Roman Polanski – Critical notes
What remains of humanity when reason, feeling, hope and dignity all fall short? Looking at it as a whole, Roman Polanski’s filmography is an inexorable narrative of the external struggle between Man and the loneliness that grips his existential condition. This reflects a state of mind that permeates all his works, which stands out against the intense, surreal, bleak, even playful scenes of his films. It starts from the tension floating in the void of his debut film Knife in the Water and reaches all the way to the timeless burlesque of The Palace, his latest comedy.
Roman Polanski’s cinema is a repeated offensive (often sarcastic, at other times bitter to the point of despair) towards the misconception of a historical Enlightenment regarding the magnificent and progressive fortunes of a world governed by reason and a humanity devoted to goodness. Unfortunately, since childhood, his personal history has taught him the fundamental cruelty of mankind (transfigured in the sorrowful Oliver Twist). Yet ultimately, his stance goes beyond biographical background and arises from a personal awareness that has matured over the years at the ?ód? Film School. The contact with the anxieties of a third generation of Polish cinema’s realization of socialism (Zanussi, Wajda) has solidified such awareness through direct comparison with the social and existential models of the West, where he had chosen to live. It was like a double test that, in his eyes, definitely confirmed the fallacy and unreliability of human civilization.

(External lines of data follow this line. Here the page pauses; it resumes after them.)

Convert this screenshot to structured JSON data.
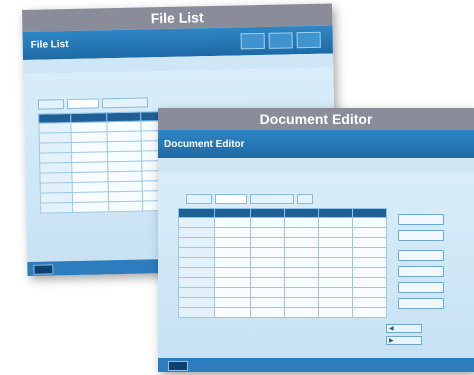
{
  "file_list": {
    "caption": "File List",
    "title_line1": "",
    "title": "File List",
    "header_buttons": [
      "",
      "",
      ""
    ],
    "tabs": [
      {
        "label": "",
        "active": false
      },
      {
        "label": "",
        "active": true
      },
      {
        "label": "",
        "active": false
      }
    ],
    "tab_trail": "",
    "columns": [
      "",
      "",
      "",
      ""
    ],
    "rows": 9
  },
  "document_editor": {
    "caption": "Document Editor",
    "title": "Document Editor",
    "tabs": [
      {
        "label": "",
        "active": false
      },
      {
        "label": "",
        "active": true
      },
      {
        "label": "",
        "active": false
      },
      {
        "label": "",
        "active": false
      }
    ],
    "columns": [
      "",
      "",
      "",
      "",
      "",
      ""
    ],
    "rows": 10,
    "side_buttons": [
      "",
      "",
      "",
      "",
      "",
      ""
    ],
    "nav_buttons": [
      {
        "label": "",
        "icon": "arrow-left-icon"
      },
      {
        "label": "",
        "icon": "arrow-right-icon"
      }
    ]
  },
  "colors": {
    "title_bar": "#1d6aa6",
    "caption_bar": "#8a8d99",
    "body": "#d8edf9",
    "table_header": "#1e5f95"
  }
}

The emotional formula of his films is a sense of oppression produced in each one (even the lighter ones); it highlights the isolation into which his characters plummet, forced into confined places or separate realms in confrontation with the spectres of the unconscious or fears induced by the real world. It reflects a highly lucid analysis of historical and social reality that Polanski has made his own with an annihilated sense of reality that borders on cynicism. It is a deafening internally bent torment, rooted in obsessive and concentrated twists, noted in his earlier works such as Knife in the Water, Repulsion, Cul-de-sac and The Tenant. And it also runs throughout his cinema of the multiple genre formulas he adopted, ranging from the comedy of What? to the horror turned comedy of The Fearless Vampire Killers, from the adventure of Pirates to the hard-boiled noir of Chinatown and from the historical melodrama of Tess to the thriller of Frantic. It finally emerges with sensational prominence in his more mature years, in such works as Death and the Maiden, The Pianist and An Officer and a Spy.
Polanski’s characters are often the result of their own obsessions, victims of plots that they perhaps generate in their subconscious or have simply removed in order to survive. Rosemary’s Baby, Macbeth, Bitter Moon, The Ghost Writer and Venus in Fur are all films that stir something deep within the relationship between objective truth and subjective perception, pushing the substance of the drama at work into the fluidity of a merely intimate cognition of events. The revelation of truth does not allow for redemption in Polanski’s cinema, just as persistence in deception is neither to be condemned. His ability to trigger merciless confrontations in the constituted order of events (as seen in the magnificent Carnage) makes him a restless auteur who establishes an ambiguous relationship with his viewers, demanding from them an increasingly arduous effort to rethink their most fundamental certainties.
Roman Polanski’s work, even within the variety of genres adopted, remains as one of the most coherent and solid expressions of a critical vision of human existence. It underlines how the freedom of the human spirit runs into an overwhelming oppression imposed by social relationships and how the identity of the individual must come to terms with the original sin of his or her belonging to the human race.